Village in Uttar Pradesh, India

Nargapur is a village in Firozabad block of Firozabad district, Uttar Pradesh. It is located southeast of Firozabad, close to the tehsil boundary with Shikohabad. As of 2011, it had a population of 1,620, in 273 households.

== Geography ==
Nargapur is located well to the southeast of Firozabad, close to the tehsil boundary with Shikohabad. The surrounding terrain is basically all level farmland. There is a prominent tank just to the north of the village. The village of Datauli is located about 2 km to the east of Nargapur, and the village of Hardaspur Nisfi is about 1 km to the north. Somewhat farther away are Allahdadpur to the southwest, Sikahra Hardaspur to the west, and Sengai to the northwest.

== Demographics ==
As of 2011, Nargapur had a population of 1,620, in 273 households. This population was 55.5% male (889) and 44.5% female (721). The 0–6 age group numbered 234 (114 male and 120 female), making up 14.4% of the total population. 23 residents were members of Scheduled Castes, or 1.4% of the total.
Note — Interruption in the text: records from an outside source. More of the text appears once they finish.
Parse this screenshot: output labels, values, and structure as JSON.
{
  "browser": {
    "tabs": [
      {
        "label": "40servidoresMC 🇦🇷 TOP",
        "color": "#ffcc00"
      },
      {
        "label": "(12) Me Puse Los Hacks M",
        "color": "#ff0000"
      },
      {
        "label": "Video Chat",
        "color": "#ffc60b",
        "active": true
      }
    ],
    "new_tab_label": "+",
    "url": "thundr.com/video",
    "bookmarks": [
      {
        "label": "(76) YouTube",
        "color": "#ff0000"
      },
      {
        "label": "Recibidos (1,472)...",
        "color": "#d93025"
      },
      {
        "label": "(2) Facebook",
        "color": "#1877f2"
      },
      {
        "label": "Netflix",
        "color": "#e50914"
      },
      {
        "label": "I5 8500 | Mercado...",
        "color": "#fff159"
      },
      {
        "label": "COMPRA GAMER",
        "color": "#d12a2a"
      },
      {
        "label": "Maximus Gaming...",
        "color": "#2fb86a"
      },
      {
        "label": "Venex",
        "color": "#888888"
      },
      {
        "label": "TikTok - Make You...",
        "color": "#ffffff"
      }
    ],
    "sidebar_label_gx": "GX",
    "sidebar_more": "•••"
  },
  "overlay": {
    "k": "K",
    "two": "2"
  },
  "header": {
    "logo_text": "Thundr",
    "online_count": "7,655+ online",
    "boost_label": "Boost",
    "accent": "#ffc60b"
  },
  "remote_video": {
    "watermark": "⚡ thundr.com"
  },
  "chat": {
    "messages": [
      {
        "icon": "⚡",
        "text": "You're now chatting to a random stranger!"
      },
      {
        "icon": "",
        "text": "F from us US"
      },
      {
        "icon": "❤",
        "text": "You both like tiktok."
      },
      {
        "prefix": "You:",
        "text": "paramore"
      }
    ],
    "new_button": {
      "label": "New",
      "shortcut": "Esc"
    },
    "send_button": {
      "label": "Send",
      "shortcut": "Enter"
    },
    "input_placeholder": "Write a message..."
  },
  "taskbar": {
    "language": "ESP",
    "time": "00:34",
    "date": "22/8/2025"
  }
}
The 1981 census recorded Nargapur as having a population of 961 people (509 male and 452 female), in 162 households and 160 physical houses.

The 1961 census recorded Nargapur as comprising 2 hamlets, with a total population of 645 people (358 male and 287 female), in 108 households and 85 houses. The area of the village was given as 534 acres.

== Infrastructure ==
As of 2011, Nargapur had 1 primary school; it did not have any healthcare facilities. Drinking water was provided by tap, hand pump, and tube well/bore well; there were no public toilets. The village did not have a post office or public library; there was at least some access to electricity for residential and agricultural (but not commercial) purposes. Streets were made of both kachcha and pakka materials.